My random thinking is:
Faster disks may help. The standard 2TB green drives that a lot of us are putting in the drobo are usually no more than 5900rpm. Increasing the disk speed may mean more data gets over the network. I can’t test this as I have 5900rpm drives previously mentioned. HOWEVER: When I ran ‘cat 3gbtestfile >/dev/null’ it only took 60s of wall clock time (60MB/s) so somewhere between the disk and the network we’re losing 26MB/s. I’m wondering if the burstiness I saw in the network tests are an indicator of this. I’d love to talk to the Data Robotics people about this.
My idea for future work:
Get a tcpdump running and then dump the results into tcptrace and see if there is anything that really stands out. I’m wondering if we’re getting some sort of weird interaction between the fs i/o and the network i/o. I’d have to see if I can build tcpdump under the cross compile environment. Even if I can do that I’m not sure it will work under the drobo environment but I’ll give it a shot at some point. It may also be interesting to try different congestion control algorithms. The default used on the drobo is cubic. It may be worth trying the only other algorithm available of reno. I doubt it would be any better. BIC on the other hand might be worth trying but again - dunno about building them all though.
Anyway, hopefully this information will be of use to someone. This post is mostly stream of consciousness and not edited for clarity &c. If you made it through this far, congrats!
*If anyone wants the iperf application I built for drobofs you can grab it from http://staff.psc.edu/rapier/droboapps/drobo-iperf.gz (35024 bytes). You can get a windows version of iperf in the jperf package (look in /bin). http://openmaniak.com/iperf.php has a good tutorial on the use of iperf. I think this will be helpful for all of the people complaining about performance. It may help you figure out if it’s your network or the drobo.[hr]

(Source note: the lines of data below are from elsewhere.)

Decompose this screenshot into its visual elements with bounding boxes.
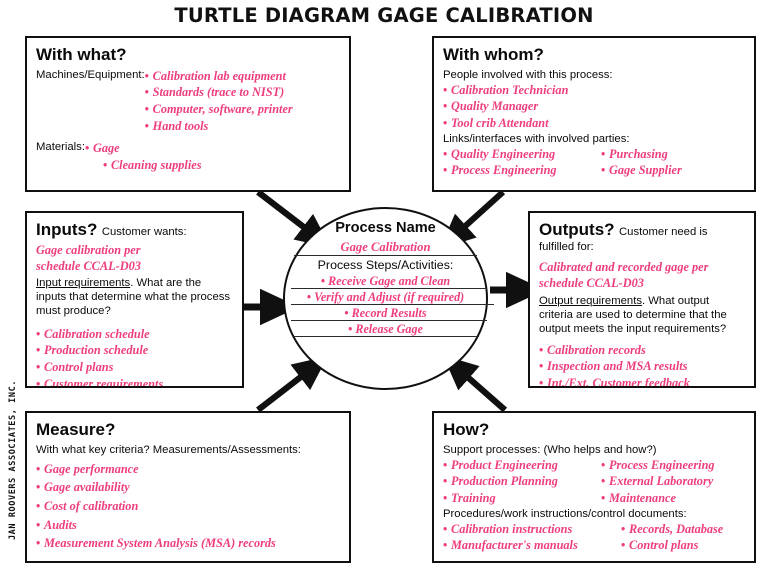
measure-heading: Measure?	[36, 420, 116, 439]
list-item: Gage performance	[36, 460, 340, 479]
inputs-heading: Inputs?	[36, 220, 98, 239]
list-item: Purchasing	[601, 146, 682, 163]
list-item: Standards (trace to NIST)	[145, 84, 293, 101]
how-support-label: Support processes: (Who helps and how?)	[443, 443, 657, 456]
list-item: External Laboratory	[601, 473, 715, 490]
measure-list: Gage performance Gage availability Cost …	[36, 460, 340, 553]
list-item: Customer requirements	[36, 376, 233, 386]
how-support-col2: Process Engineering External Laboratory …	[601, 457, 715, 507]
list-item: Production schedule	[36, 342, 233, 359]
inputs-heading-row: Inputs? Customer wants:	[36, 220, 233, 240]
list-item: Tool crib Attendant	[443, 115, 745, 132]
list-item: Gage Supplier	[601, 162, 682, 179]
box-measure: Measure? With what key criteria? Measure…	[25, 411, 351, 563]
box-inputs: Inputs? Customer wants: Gage calibration…	[25, 211, 244, 388]
outputs-fulfilled-line2: schedule CCAL-D03	[539, 276, 644, 291]
with-what-machines-row: Machines/Equipment: Calibration lab equi…	[36, 68, 340, 135]
inputs-requirements-text: Input requirements. What are the inputs …	[36, 276, 233, 318]
process-step: Receive Gage and Clean	[291, 274, 480, 288]
inputs-list: Calibration schedule Production schedule…	[36, 326, 233, 386]
process-step-rule	[291, 288, 487, 290]
list-item: Calibration schedule	[36, 326, 233, 343]
outputs-heading-row: Outputs? Customer need is	[539, 220, 745, 240]
with-whom-people-label: People involved with this process:	[443, 68, 613, 81]
list-item: Calibration lab equipment	[145, 68, 293, 85]
list-item: Inspection and MSA results	[539, 358, 745, 375]
list-item: Maintenance	[601, 490, 715, 507]
with-whom-heading: With whom?	[443, 45, 544, 64]
process-step: Record Results	[291, 306, 480, 320]
list-item: Control plans	[621, 537, 723, 554]
process-name-rule	[294, 255, 477, 257]
with-what-materials-label: Materials:	[36, 141, 85, 154]
how-support-col1: Product Engineering Production Planning …	[443, 457, 601, 507]
list-item: Gage	[85, 140, 202, 157]
how-support-columns: Product Engineering Production Planning …	[443, 457, 745, 507]
outputs-requirements-text: Output requirements. What output criteri…	[539, 294, 745, 336]
box-how: How? Support processes: (Who helps and h…	[432, 411, 756, 563]
process-step-rule	[291, 304, 494, 306]
how-procedures-col2: Records, Database Control plans	[621, 521, 723, 554]
with-what-machines-label: Machines/Equipment:	[36, 68, 145, 81]
process-step: Verify and Adjust (if required)	[291, 290, 480, 304]
outputs-fulfilled-line1: Calibrated and recorded gage per	[539, 260, 709, 274]
how-procedures-label: Procedures/work instructions/control doc…	[443, 507, 687, 520]
inputs-customer-wants-line1: Gage calibration per	[36, 243, 141, 257]
with-whom-links-label: Links/interfaces with involved parties:	[443, 132, 630, 145]
list-item: Product Engineering	[443, 457, 601, 474]
list-item: Training	[443, 490, 601, 507]
with-what-machines-list: Calibration lab equipment Standards (tra…	[145, 68, 293, 135]
list-item: Int./Ext. Customer feedback	[539, 375, 745, 386]
list-item: Calibration Technician	[443, 82, 745, 99]
process-step-rule	[292, 336, 479, 338]
list-item: Manufacturer's manuals	[443, 537, 621, 554]
list-item: Process Engineering	[601, 457, 715, 474]
page-title: TURTLE DIAGRAM GAGE CALIBRATION	[174, 4, 594, 27]
inputs-customer-wants-line2: schedule CCAL-D03	[36, 259, 141, 274]
process-steps-label: Process Steps/Activities:	[317, 258, 454, 273]
with-whom-links-columns: Quality Engineering Process Engineering …	[443, 146, 745, 179]
process-name-value: Gage Calibration	[340, 240, 431, 255]
box-with-what: With what? Machines/Equipment: Calibrati…	[25, 36, 351, 192]
list-item: Measurement System Analysis (MSA) record…	[36, 534, 340, 553]
with-whom-links-col1: Quality Engineering Process Engineering	[443, 146, 601, 179]
process-step: Release Gage	[291, 322, 480, 336]
box-with-whom: With whom? People involved with this pro…	[432, 36, 756, 192]
list-item: Calibration records	[539, 342, 745, 359]
how-procedures-col1: Calibration instructions Manufacturer's …	[443, 521, 621, 554]
list-item: Cost of calibration	[36, 497, 340, 516]
list-item: Gage availability	[36, 478, 340, 497]
list-item: Quality Manager	[443, 98, 745, 115]
list-item: Calibration instructions	[443, 521, 621, 538]
with-what-materials-list: Gage Cleaning supplies	[85, 140, 202, 173]
outputs-subheading2: fulfilled for:	[539, 241, 594, 253]
list-item: Hand tools	[145, 118, 293, 135]
list-item: Control plans	[36, 359, 233, 376]
list-item: Cleaning supplies	[85, 157, 202, 174]
inputs-requirements-lead: Input requirements	[36, 276, 131, 289]
list-item: Audits	[36, 516, 340, 535]
process-name-title: Process Name	[335, 220, 436, 236]
list-item: Computer, software, printer	[145, 101, 293, 118]
with-what-heading: With what?	[36, 45, 127, 64]
with-whom-people-list: Calibration Technician Quality Manager T…	[443, 82, 745, 132]
list-item: Production Planning	[443, 473, 601, 490]
with-what-materials-row: Materials: Gage Cleaning supplies	[36, 140, 340, 173]
process-step-rule	[291, 320, 487, 322]
with-whom-links-col2: Purchasing Gage Supplier	[601, 146, 682, 179]
inputs-subheading: Customer wants:	[101, 226, 187, 238]
process-oval-content: Process Name Gage Calibration Process St…	[283, 207, 494, 390]
list-item: Records, Database	[621, 521, 723, 538]
list-item: Quality Engineering	[443, 146, 601, 163]
vertical-company-credit: JAN ROOVERS ASSOCIATES, INC.	[8, 379, 18, 541]
box-outputs: Outputs? Customer need is fulfilled for:…	[528, 211, 756, 388]
outputs-subheading: Customer need is	[619, 226, 708, 238]
outputs-requirements-lead: Output requirements	[539, 294, 642, 307]
how-procedures-columns: Calibration instructions Manufacturer's …	[443, 521, 745, 554]
list-item: Process Engineering	[443, 162, 601, 179]
measure-subheading: With what key criteria? Measurements/Ass…	[36, 443, 301, 456]
outputs-heading: Outputs?	[539, 220, 615, 239]
outputs-list: Calibration records Inspection and MSA r…	[539, 342, 745, 386]
how-heading: How?	[443, 420, 490, 439]
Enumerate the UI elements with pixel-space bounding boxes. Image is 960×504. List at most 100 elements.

Quick update: I just ran some UDP tests. With standard 1500B packets I wasn’t able to get more than around 360Mbps. When I bumped it up to 9K packets throughput increased to 770Mbps. This really illustrates how important it is that you use jumbo frames (9k packets) when using your Drobo FS. The limiting factor really seems to be the processor. The ARM9 is a great little chip but it just can’t seem to spit out packets as fast as we might like. Reducing the load on the chip really seems to help.